Murals on the Church of the Virgin Mary of the Greek Orthodox Church in Sakhnin. (Photo: Gilad Shrem)

The church is not yet open to worshipers, but the large hall and activity rooms at the bottom are bustling with life at this time of year. Last Friday, dozens of children in Santa costumes ran there, in an activity led by the counselors in the Scouts youth movement.

Activities for children ahead of Christmas at the Church of the Virgin Mary in Sakhnin. (Photo: Gilad Shrem)

Every Sunday, Yemin holds Mass for members of his congregation at Saint’s Joseph Church. 

“Mass begins at 10 a.m., and I arrive before to arrange the benches. Each week, a different family brings offerings to sanctify their dead, and I recount their names in the middle of Mass,” he says.  

The choir, which consists of 15 men and women, sings throughout most of the prayer service on Sundays and the rest of the congregation joins in too.

Father A’araf Yemin in Saint Joseph’s Church in Sakhnin. “Every week a different family brings offerings to sanctify their dead.” (Photo: Gilad Shrem)

“Most of the congregation come to Mass, entire families, praying, moving one by one to consume the holy wine and bread, the flesh and blood of the Messiah. We conduct festivities and other special occasions downstairs,” describes Yemin.

Yemin continues, saying that at the beginning of the COVID-19 pandemic, the congregation began streaming Mass on the church’s Facebook page, with this practice continuing to this day.

Compared to other holy cites, Yemin and members of his congregation decided not to turn their church into a cemetery. In the church there is no commemoration of the dead in special paintings, signs or other religious objects.

Saint Joseph’s Church in Sakhnin. There are no religious paintings or other lavish religious objects in the church. (Photo: Gilad Shrem)

“His name is Jesus, it’s important to us”

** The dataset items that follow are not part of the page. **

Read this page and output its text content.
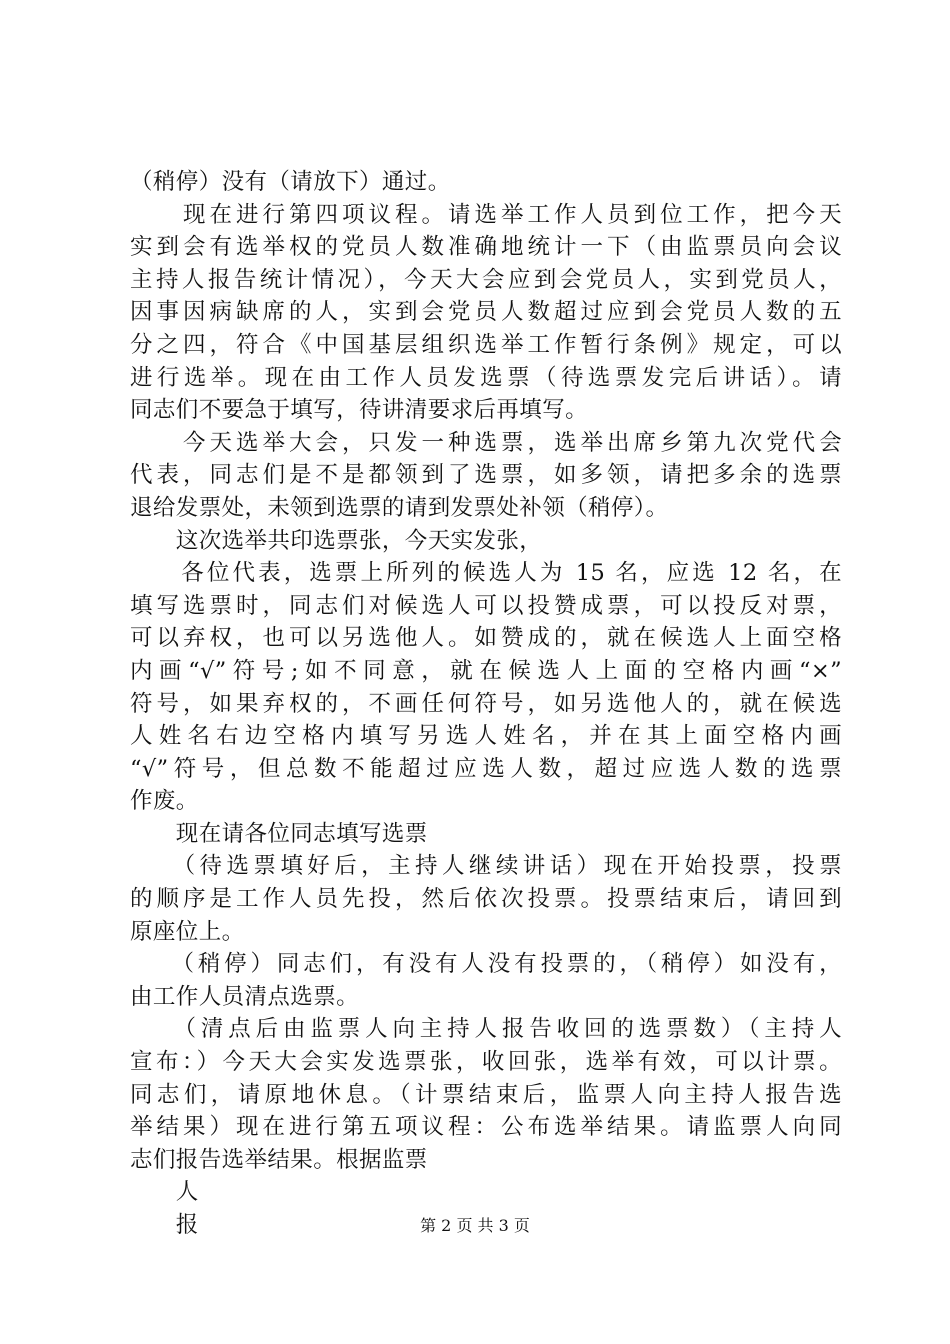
（稍停）没有（请放下）通过。
　　现在进行第四项议程。请选举工作人员到位工作，把今天
实到会有选举权的党员人数准确地统计一下（由监票员向会议
主持人报告统计情况），今天大会应到会党员人，实到党员人，
因事因病缺席的人，实到会党员人数超过应到会党员人数的五
分之四，符合《中国基层组织选举工作暂行条例》规定，可以
进行选举。现在由工作人员发选票（待选票发完后讲话）。请
同志们不要急于填写，待讲清要求后再填写。
　　今天选举大会，只发一种选票，选举出席乡第九次党代会
代表，同志们是不是都领到了选票，如多领，请把多余的选票
退给发票处，未领到选票的请到发票处补领（稍停）。
　　这次选举共印选票张，今天实发张，
　　各位代表，选票上所列的候选人为 15 名，应选 12 名，在
填写选票时，同志们对候选人可以投赞成票，可以投反对票，
可以弃权，也可以另选他人。如赞成的，就在候选人上面空格
内画“√”符号;如不同意，就在候选人上面的空格内画“×”
符号，如果弃权的，不画任何符号，如另选他人的，就在候选
人姓名右边空格内填写另选人姓名，并在其上面空格内画
“√”符号，但总数不能超过应选人数，超过应选人数的选票
作废。
　　现在请各位同志填写选票
　　（待选票填好后，主持人继续讲话）现在开始投票，投票
的顺序是工作人员先投，然后依次投票。投票结束后，请回到
原座位上。
　　（稍停）同志们，有没有人没有投票的，（稍停）如没有，
由工作人员清点选票。
　　（清点后由监票人向主持人报告收回的选票数）（主持人
宣布：）今天大会实发选票张，收回张，选举有效，可以计票。
同志们，请原地休息。（计票结束后，监票人向主持人报告选
举结果）现在进行第五项议程：公布选举结果。请监票人向同
志们报告选举结果。根据监票
　　人
　　报	第 2 页 共 3 页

On Sundays people come to Mass dressed in white, but on Christmas they arrive wearing red. During Mass, they read the New Testament chapter describing the birth of the Messiah, and pay their respects to one another by exchanging gifts. They have a tradition where at the end of the Mass, they hold a bingo game and the Scouts hand out prizes for the winners.

Just before the holiday, Yemin has a request for Israeli Jews.

“Do not say Jesus’ name in vain, it is a profanity,” he says, almost apologizing when asked why he constantly uses the term ‘Messiah’ and not the actual name. “His name is Jesus, it’s important to us.”